The key insight: the chatbot doesn’t “know” where it is — it only knows what the frontend tells it via the API.
By decoding the current_route value in the chatbot payload, we can re-match the route server-side and resolve the actual entity.

Results

Once that token was active, I could inject it directly into the system prompt for my chatbot’s AI Agent:

## Current Page Context
**The current page context is critical.**  
If the user asks a question while viewing a detail page, the answer should primarily consider this information.  

The current page context is provided here:
[current-page:ai-context]

If this context is available, prioritize questions related to it over a general search in the index.  
If no context is available, proceed normally without referencing it.

By structuring the prompt this way, the AI explicitly knows to pay attention to the page-specific entity first, rather than giving generic answers or relying on previous conversation history.
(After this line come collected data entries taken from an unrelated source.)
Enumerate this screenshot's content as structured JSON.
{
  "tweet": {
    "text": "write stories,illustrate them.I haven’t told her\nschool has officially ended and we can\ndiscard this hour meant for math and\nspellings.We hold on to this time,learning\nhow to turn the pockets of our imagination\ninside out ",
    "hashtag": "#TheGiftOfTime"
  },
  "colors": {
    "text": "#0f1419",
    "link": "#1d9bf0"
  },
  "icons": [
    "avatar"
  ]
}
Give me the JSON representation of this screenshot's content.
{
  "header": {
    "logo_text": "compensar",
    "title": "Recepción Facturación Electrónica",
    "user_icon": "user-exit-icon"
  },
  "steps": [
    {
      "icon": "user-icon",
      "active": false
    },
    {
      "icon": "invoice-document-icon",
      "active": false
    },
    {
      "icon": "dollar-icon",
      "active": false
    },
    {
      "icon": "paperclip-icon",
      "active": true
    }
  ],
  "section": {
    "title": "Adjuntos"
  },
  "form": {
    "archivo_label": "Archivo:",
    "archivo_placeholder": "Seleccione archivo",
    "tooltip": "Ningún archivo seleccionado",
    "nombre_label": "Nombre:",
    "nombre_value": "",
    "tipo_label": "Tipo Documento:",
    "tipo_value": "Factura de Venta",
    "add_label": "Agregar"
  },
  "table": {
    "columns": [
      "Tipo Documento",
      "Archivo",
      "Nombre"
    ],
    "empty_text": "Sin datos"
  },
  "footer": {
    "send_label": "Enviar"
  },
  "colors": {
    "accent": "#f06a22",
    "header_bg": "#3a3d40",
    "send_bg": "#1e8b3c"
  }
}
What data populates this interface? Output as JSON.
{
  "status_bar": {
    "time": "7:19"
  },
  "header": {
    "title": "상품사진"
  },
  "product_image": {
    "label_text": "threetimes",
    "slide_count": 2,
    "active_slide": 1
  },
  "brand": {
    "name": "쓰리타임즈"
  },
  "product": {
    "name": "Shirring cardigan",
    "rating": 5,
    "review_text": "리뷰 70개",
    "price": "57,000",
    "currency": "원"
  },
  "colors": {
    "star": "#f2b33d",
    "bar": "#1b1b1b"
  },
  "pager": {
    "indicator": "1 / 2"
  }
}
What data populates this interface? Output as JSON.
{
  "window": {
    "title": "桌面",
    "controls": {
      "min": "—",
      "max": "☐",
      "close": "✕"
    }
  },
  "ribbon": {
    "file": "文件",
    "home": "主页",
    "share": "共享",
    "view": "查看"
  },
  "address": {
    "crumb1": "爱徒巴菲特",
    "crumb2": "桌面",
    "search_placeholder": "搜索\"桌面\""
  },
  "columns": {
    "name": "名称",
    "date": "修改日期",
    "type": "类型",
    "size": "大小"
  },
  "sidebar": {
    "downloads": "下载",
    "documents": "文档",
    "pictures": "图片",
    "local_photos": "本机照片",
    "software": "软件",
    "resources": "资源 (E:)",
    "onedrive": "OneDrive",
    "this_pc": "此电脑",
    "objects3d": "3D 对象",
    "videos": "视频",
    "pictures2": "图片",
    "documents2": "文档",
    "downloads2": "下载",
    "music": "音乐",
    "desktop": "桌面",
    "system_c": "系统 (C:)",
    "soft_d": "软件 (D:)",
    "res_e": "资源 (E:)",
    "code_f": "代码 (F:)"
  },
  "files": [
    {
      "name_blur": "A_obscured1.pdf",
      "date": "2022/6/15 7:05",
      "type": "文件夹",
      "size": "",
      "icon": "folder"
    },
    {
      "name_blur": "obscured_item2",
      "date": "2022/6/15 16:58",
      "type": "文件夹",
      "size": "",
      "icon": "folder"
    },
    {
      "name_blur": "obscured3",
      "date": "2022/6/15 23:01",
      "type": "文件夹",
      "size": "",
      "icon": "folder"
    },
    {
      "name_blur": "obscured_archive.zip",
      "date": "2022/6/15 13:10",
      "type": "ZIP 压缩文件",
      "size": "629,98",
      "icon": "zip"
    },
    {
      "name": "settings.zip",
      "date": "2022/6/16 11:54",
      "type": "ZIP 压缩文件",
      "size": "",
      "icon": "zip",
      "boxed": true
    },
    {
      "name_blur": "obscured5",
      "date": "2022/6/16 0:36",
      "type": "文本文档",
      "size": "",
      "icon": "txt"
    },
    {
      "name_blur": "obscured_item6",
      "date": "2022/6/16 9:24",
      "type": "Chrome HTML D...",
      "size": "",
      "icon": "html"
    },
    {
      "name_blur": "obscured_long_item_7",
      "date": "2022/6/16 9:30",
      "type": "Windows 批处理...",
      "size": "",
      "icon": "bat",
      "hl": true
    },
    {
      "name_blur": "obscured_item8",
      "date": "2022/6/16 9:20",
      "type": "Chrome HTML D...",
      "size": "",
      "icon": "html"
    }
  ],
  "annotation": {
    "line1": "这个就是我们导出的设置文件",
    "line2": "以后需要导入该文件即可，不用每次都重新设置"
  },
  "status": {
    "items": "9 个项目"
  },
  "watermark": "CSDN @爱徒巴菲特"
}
Now, when a user on the Austroflamm Ivy fireplace stove page asks:

“Is it also available with a soapstone cladding?”

…the chatbot knows exactly what product the user means — without ever needing to guess.

Final Thoughts

Giving your chatbot real awareness of its environment transforms it from a generic Q&A machine into a true assistant.

It’s one of those cases where a little bit of Drupal plumbing dramatically improves the user experience — and prevents your AI from getting “lost” on your own site.